When the auto title loan industry started about three decades ago, it was full of small businesses that sought to make money by repossessing people’s cars, Winchar says. Since then, his and other larger companies have shifted their business practices away from the repo model and toward lower interest rates and amortized loans. Although unethical car title lenders still exist, Winchar says their numbers are shrinking.
“When you talk about the industry being predatory, I agree. At one point, it was really predatory. Now, it’s competitive,” he says.
Winchar says his industry fills a need for consumers who have tried to obtain a traditional loan only to be rejected.
Alternative borrowing options
Consumer advocates maintain that conventional loans are always going to be the ideal scenario. But if an individual is shut out of the conventional loan market, there are other options, Green says.
“I would recommend that folks do what we did 25, 30 years ago, before these products existed,” Green says.

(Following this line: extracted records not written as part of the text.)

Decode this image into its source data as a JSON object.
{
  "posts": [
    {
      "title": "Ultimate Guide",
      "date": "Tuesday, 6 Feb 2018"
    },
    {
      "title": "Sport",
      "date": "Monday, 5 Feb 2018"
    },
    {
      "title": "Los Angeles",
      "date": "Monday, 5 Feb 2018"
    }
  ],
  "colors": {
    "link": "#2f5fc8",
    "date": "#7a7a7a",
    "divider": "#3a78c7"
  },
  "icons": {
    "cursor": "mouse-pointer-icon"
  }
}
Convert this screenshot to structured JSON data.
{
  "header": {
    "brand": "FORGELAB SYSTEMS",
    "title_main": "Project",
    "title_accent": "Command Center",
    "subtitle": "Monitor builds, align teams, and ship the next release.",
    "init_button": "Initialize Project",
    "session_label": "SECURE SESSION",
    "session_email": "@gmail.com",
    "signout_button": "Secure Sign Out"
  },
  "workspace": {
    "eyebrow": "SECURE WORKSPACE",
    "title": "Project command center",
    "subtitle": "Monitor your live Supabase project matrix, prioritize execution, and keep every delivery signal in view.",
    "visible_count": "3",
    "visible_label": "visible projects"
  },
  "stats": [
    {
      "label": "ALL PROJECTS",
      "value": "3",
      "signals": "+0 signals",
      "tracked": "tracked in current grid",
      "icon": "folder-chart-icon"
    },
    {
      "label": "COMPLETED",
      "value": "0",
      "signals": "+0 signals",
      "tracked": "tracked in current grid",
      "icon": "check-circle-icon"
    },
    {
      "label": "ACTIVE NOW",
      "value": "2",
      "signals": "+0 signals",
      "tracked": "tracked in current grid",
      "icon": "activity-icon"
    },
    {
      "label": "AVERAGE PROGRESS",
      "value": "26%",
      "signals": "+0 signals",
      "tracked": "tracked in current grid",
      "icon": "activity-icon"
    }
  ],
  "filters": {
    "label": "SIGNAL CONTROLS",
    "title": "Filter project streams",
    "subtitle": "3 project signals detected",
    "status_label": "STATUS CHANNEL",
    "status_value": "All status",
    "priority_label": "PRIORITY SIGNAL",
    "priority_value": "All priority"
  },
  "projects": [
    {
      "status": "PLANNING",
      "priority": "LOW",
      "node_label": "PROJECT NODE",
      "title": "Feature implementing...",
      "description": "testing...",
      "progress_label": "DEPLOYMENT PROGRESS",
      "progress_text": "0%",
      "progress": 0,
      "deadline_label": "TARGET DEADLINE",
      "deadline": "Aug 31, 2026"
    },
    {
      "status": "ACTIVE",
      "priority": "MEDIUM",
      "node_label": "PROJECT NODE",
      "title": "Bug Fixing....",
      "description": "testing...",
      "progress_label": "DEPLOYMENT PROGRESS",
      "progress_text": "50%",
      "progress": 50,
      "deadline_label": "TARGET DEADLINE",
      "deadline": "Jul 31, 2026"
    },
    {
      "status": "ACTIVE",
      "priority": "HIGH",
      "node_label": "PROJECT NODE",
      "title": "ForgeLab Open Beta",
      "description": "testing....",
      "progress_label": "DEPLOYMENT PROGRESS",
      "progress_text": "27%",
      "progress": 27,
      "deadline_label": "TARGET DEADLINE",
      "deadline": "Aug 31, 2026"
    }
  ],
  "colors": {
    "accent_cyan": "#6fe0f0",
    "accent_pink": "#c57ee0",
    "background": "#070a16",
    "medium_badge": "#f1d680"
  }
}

That means turning to personal lending sources. Consider asking your employer for a paycheck advance or talk to family or friends about a personal loan, Green says. Religious institutions and community groups might also be able to offer financial help. Although it’s not something they publicize, these groups often maintain emergency funds for people in need.
Credit unions are another option. Many offer small-dollar loan products at interest rates that are more reasonable than what an auto title loan would offer.
If you are saddled with a car title loan, the best course of action is to pay it back as fast as you can to reduce interest payments, Green says. It also helps to learn whether loans are illegal or limited in your state. “If you got a triple-digit-rate loan but you live in a state with a rate cap, I would see an attorney because chances are that loan is not valid,” she says.
Consumer advocates say it’s best to avoid auto title loans.
“People feel that car title loans and payday loans are part of their financial-services options,” Green says. “The problem is that they really shouldn’t be. They’re faulty products that are in the marketplace.”